By Nora Zacharski
Special to The Denisonian
A recent Vanity Fair article was supposed to be a celebration of the new late night talk show hosts, but it has sparked more than a little controversy and caused the Twittersphere to erupt in outrage.
This was due to the article’s accompanying photo, which featured absolutely no women, and only two men of color. This harsh contrast is a wake up call for an America that is supposedly becoming more and more progressive on women’s rights.
In his 2007 Vanity Fair article titled “Why Women Aren’t Funny,” Christopher Hitchens insisted that while society pressures men to be funny, “women have no corresponding need to appeal to men in this way. They already appeal to men, if you catch my drift.”
Tina Fey, former head writer for Saturday Night Live, in her 2011 book Bossypants said that when people ask her about these statments, she says “Unless one of these men is my boss, which none of them is, it’s irrelevant.”
Despite Fey’s response, Hitchen’s comments point to a growing issue: women in Hollywood are often only given attention if they are attractive.
This is a ridiculous double standard, because men are judged purely off of their talent.
But, it is not only men who are perpetuating this standard. Liz Merriwhether, creator of the TV show New Girl, upon announcing that Megan Fox was set to star on the upcoming season, said “It’s insane to me that such a gorgeous person can be so funny”
This statement is what is wrong with the thought process of Hollywood.

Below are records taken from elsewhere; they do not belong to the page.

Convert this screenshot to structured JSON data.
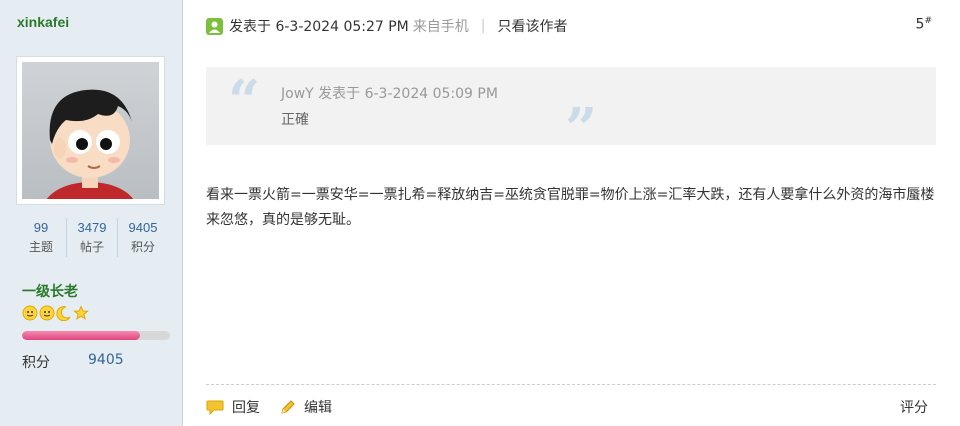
{
  "user": {
    "name": "xinkafei",
    "stats": [
      {
        "value": "99",
        "label": "主题"
      },
      {
        "value": "3479",
        "label": "帖子"
      },
      {
        "value": "9405",
        "label": "积分"
      }
    ],
    "rank": "一级长老",
    "level_progress": 0.8,
    "credit_label": "积分",
    "credit_value": "9405"
  },
  "post": {
    "posted_at": "发表于 6-3-2024 05:27 PM",
    "source": "来自手机",
    "separator": "|",
    "only_author": "只看该作者",
    "floor_number": "5",
    "floor_mark": "#",
    "quote": {
      "author_line": "JowY 发表于 6-3-2024 05:09 PM",
      "text": "正確"
    },
    "body": "看来一票火箭=一票安华=一票扎希=释放纳吉=巫统贪官脱罪=物价上涨=汇率大跌，还有人要拿什么外资的海市蜃楼来忽悠，真的是够无耻。"
  },
  "footer": {
    "reply": "回复",
    "edit": "编辑",
    "rate": "评分"
  },
  "colors": {
    "sidebar_bg": "#e5edf2",
    "username": "#2a7a2a",
    "link_blue": "#336699",
    "quote_bg": "#f2f2f2"
  }
}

If people stopped judging women off their appearance and just started judging them on their humor, perhaps we would have more women in late night TV.

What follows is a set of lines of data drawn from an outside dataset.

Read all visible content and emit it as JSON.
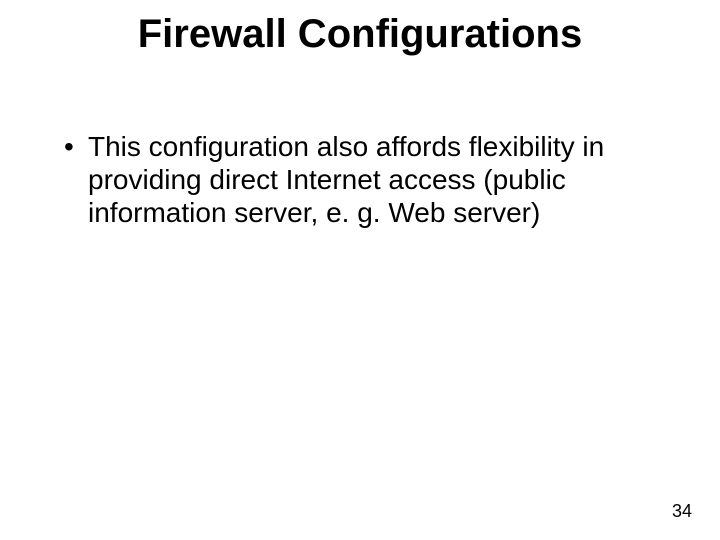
{
  "slide": {
    "title": "Firewall Configurations",
    "bullets": [
      "This configuration also affords flexibility in providing direct Internet access (public information server, e. g. Web server)"
    ],
    "page_number": "34"
  }
}
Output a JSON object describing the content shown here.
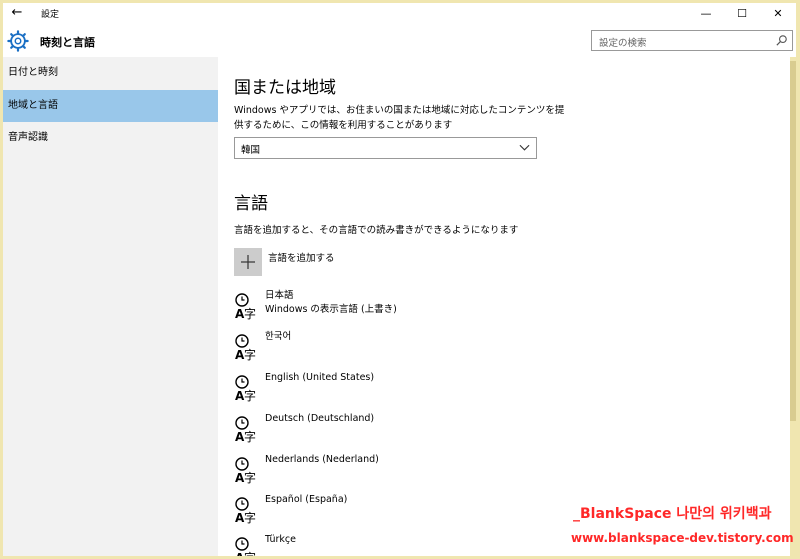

Thankfully, the Vanity Fair article did acknowledge the problem saying, “How gobsmackingly insane is it that no TV network has had the common sense…..to hand over the reins of an existing late-night comedy program to a female?”
There is hope, though. Two original shows created by women are set to air in 2016. Hopefully through these shows and more like them, the world will come to see how comedy is a platform for everyone of all races, genders and backgrounds, not the (old) boys club that it is today.